In vitro investigations established that the capacity of neonatal CD4 T cells to produce IFN-γ and of neonatal DCs to promote Th1 responses is lower in infants as compared to adults. In vivo, Th1 responses to a number of vaccines and infectious pathogens are poor during early life. However, mature Th1 responses can develop in certain conditions such as neonatal BCG vaccination and Bordetella pertussis infection, probably in relation with a more efficient activation of DCs. In vitro studies as well as clinical investigations also suggest that the priming of neonatal CD8 T cell responses may require a lower threshold of DC activation than that required for Th1 responses. Other features of neonatal T lymphocytes include homeostatic proliferation and increased susceptibility to apoptosis, but the impact of this high cell turn-over on the establishment of memory responses remains to be clarified.
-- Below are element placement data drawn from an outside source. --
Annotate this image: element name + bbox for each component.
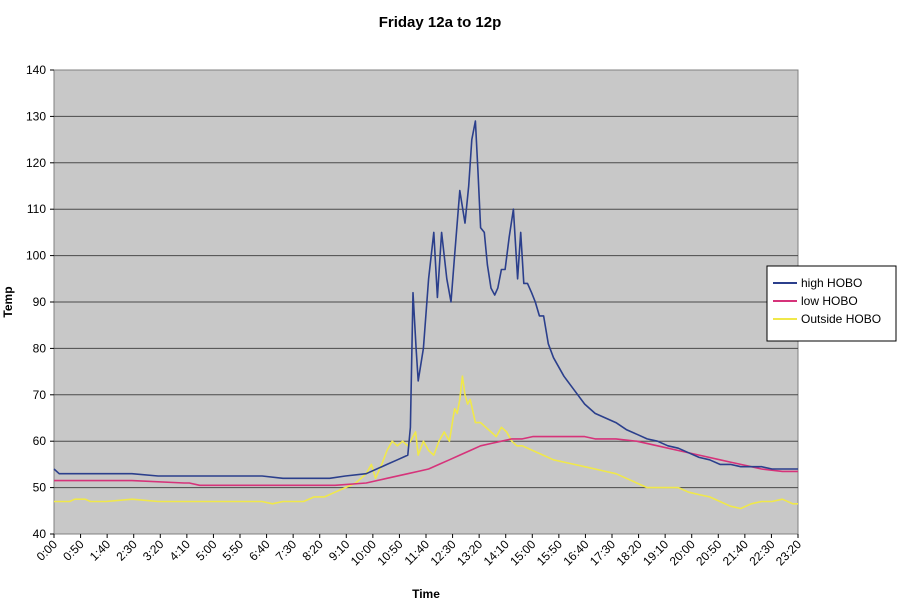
x-tick-label: 5:00 (193, 537, 220, 564)
x-tick-label: 0:50 (60, 537, 87, 564)
x-tick-label: 23:20 (773, 537, 804, 568)
x-tick-label: 15:00 (507, 537, 538, 568)
x-tick-label: 22:30 (746, 537, 777, 568)
y-tick-label: 140 (26, 63, 46, 77)
series-line-high-hobo (53, 120, 798, 480)
x-tick-label: 14:10 (481, 537, 512, 568)
x-tick-label: 13:20 (454, 537, 485, 568)
series-line-outside-hobo (54, 375, 798, 510)
x-tick-label: 12:30 (428, 537, 459, 568)
x-tick-label: 20:50 (693, 537, 724, 568)
x-tick-label: 18:20 (614, 537, 645, 568)
chart-title: Friday 12a to 12p (379, 14, 502, 31)
legend-label: low HOBO (801, 294, 858, 308)
legend-label: high HOBO (801, 276, 862, 290)
x-tick-label: 15:50 (534, 537, 565, 568)
y-axis-label: Temp (1, 286, 15, 317)
x-tick-label: 1:40 (87, 537, 114, 564)
x-tick-label: 16:40 (560, 537, 591, 568)
legend: high HOBO low HOBO Outside HOBO (766, 265, 897, 342)
x-tick-label: 8:20 (299, 537, 326, 564)
x-tick-label: 3:20 (140, 537, 167, 564)
y-axis-ticks: 40 50 60 70 80 90 100 110 120 130 140 (26, 63, 54, 541)
y-tick-label: 70 (33, 388, 47, 402)
y-tick-label: 60 (33, 434, 47, 448)
x-tick-label: 2:30 (113, 537, 140, 564)
y-tick-label: 80 (33, 341, 47, 355)
x-tick-label: 10:00 (348, 537, 379, 568)
x-axis-ticks: 0:00 0:50 1:40 2:30 3:20 4:10 5:00 5:50 6:40 7:30… (34, 534, 804, 568)
y-tick-label: 50 (33, 481, 47, 495)
x-tick-label: 10:50 (374, 537, 405, 568)
x-tick-label: 20:00 (667, 537, 698, 568)
series-lines (53, 120, 798, 510)
x-tick-label: 21:40 (720, 537, 751, 568)
x-tick-label: 4:10 (167, 537, 194, 564)
legend-box (766, 265, 897, 342)
y-tick-label: 90 (33, 295, 47, 309)
y-tick-label: 120 (26, 156, 46, 170)
x-axis-label: Time (412, 587, 440, 601)
y-tick-label: 100 (26, 249, 46, 263)
legend-label: Outside HOBO (801, 312, 881, 326)
x-tick-label: 6:40 (246, 537, 273, 564)
x-tick-label: 11:40 (402, 537, 433, 568)
y-tick-label: 110 (27, 202, 46, 216)
y-tick-label: 40 (33, 527, 47, 541)
x-tick-label: 5:50 (220, 537, 247, 564)
series-line-low-hobo (54, 435, 798, 487)
x-tick-label: 19:10 (640, 537, 671, 568)
y-tick-label: 130 (26, 109, 46, 123)
x-tick-label: 7:30 (273, 537, 300, 564)
x-tick-label: 17:30 (587, 537, 618, 568)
The classical paradigm that newborns have incompetent T lymphocytes developing only weak or even tolerogenic responses should clearly be reconsidered. The observation that mature cellular immune responses can be developed in early life suggests that under appropriate conditions of stimulation neonatal T lymphocytes can be instructed to fight intracellular pathogens (Fig. 1). We can therefore hope that the identification of molecular pathways leading to DC and T cell activation in human neonates will lead to the development of new vaccines eliciting efficient and safe protective responses against these agents early after birth.

Fig. 1.

Youth denotes aptness to apprehend and learn. From the Iconologia or Moral Emblems by Cæsar Ripa, London, 1709; reproduced with the permission of the Special Collections Library, the Pennsylvania State University Libraries.